Policy checks — Does the change respect TDD constraints? Has a failing test been written before any implementation code?
Consistency checks — Does the change align with the planner’s decomposition? Has the scope drifted?
If any gate fails, the pipeline rejects the proposal and requests a revision — the LLM never bypasses the gate. This is deterministic enforcement, not probabilistic compliance.5
What This Means for Codex CLI
Multi-Agent v2 Context
Codex CLI’s multi-agent v2 runtime (shipped in v0.137.0) supports persistent agent sessions with follow-up defaults.6 As users build more sophisticated multi-agent pipelines — particularly with the OpenAI Agents SDK — the governance patterns from this paper become directly applicable.
AGENTS.md Implications
The paper’s findings reinforce what the TDAD research established: process lectures in AGENTS.md are counterproductive.
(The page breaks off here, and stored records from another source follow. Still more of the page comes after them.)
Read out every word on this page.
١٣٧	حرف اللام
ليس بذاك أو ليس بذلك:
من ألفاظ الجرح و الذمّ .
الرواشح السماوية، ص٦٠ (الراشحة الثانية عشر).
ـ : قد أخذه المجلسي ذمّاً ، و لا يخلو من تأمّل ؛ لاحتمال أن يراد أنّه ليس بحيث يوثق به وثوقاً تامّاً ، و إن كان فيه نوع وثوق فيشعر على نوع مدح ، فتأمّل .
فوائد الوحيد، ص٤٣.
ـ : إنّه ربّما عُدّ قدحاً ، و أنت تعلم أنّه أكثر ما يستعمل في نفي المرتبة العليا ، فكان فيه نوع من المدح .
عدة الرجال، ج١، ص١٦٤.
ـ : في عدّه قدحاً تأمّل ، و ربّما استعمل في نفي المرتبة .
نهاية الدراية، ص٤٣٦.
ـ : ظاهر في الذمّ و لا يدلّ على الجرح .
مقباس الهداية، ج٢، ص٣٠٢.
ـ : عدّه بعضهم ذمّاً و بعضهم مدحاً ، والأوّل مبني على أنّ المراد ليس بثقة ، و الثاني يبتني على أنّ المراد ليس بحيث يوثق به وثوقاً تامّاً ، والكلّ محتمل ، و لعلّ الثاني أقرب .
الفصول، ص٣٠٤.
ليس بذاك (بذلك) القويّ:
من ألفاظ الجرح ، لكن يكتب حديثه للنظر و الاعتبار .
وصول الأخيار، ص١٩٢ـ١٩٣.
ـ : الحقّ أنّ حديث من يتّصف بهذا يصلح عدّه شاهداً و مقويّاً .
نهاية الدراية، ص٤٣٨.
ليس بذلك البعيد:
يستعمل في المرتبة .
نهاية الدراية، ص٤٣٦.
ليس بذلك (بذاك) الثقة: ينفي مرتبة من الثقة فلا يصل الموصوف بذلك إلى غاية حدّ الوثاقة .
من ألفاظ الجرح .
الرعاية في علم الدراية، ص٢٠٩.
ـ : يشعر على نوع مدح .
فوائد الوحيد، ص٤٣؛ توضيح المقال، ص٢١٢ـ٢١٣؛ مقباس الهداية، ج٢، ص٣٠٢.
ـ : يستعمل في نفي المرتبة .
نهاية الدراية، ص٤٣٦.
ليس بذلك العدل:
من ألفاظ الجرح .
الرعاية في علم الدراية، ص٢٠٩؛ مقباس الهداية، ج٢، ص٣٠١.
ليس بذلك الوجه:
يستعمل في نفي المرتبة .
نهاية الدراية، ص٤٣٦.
Instead, effective TDD governance requires:
- Structural constraints embedded in the agent’s context, not procedural instructions
- Phase separation that prevents agents from skipping the test-first step
- Bounded iteration with explicit rollback rather than infinite retry loops
- Isolation between test-writing and implementation contexts
For a practical Codex CLI setup, this translates to:
## Testing Protocol
- Tests live in `tests/` and are NEVER modified by implementation agents
- Implementation agents receive test output only, not test source
- Maximum 3 fix attempts per failing test before rollback
- No implementation file may be created without a corresponding test file
The Repair Loop Lesson
The bounded repair loop (maximum 3 iterations) is particularly relevant. Codex CLI users running agent pipelines often encounter infinite fix-retry cycles where the agent keeps attempting different approaches to a failing test. The paper’s approach — hard termination with rollback after 3 attempts — prevents resource waste and context window exhaustion.
This aligns with practical experience: if an agent cannot fix a test failure in 3 attempts, the problem is usually in the test specification or the task decomposition, not in the implementation strategy.
Comparison with TDAD
The two approaches are complementary rather than competing:
| Dimension | TDAD | TDD Governance |
|---|---|---|
| Scope | Single agent | Multi-agent pipeline |
| Mechanism | Dependency graph as agent skill | Prompt-level constraint enforcement |
| Key insight | Tell agents which tests, not how to test | Separate proposal from authority |
| Regression reduction | 70% (measured) | Preliminary (reduced retry cycles) |
| Codex CLI fit | AGENTS.md + pre-commit hooks | Multi-agent v2 pipeline orchestration |
A production-grade Codex CLI workflow could combine both: TDAD’s dependency graph for structural knowledge within each agent, and TDD governance’s phase gating for pipeline-level discipline.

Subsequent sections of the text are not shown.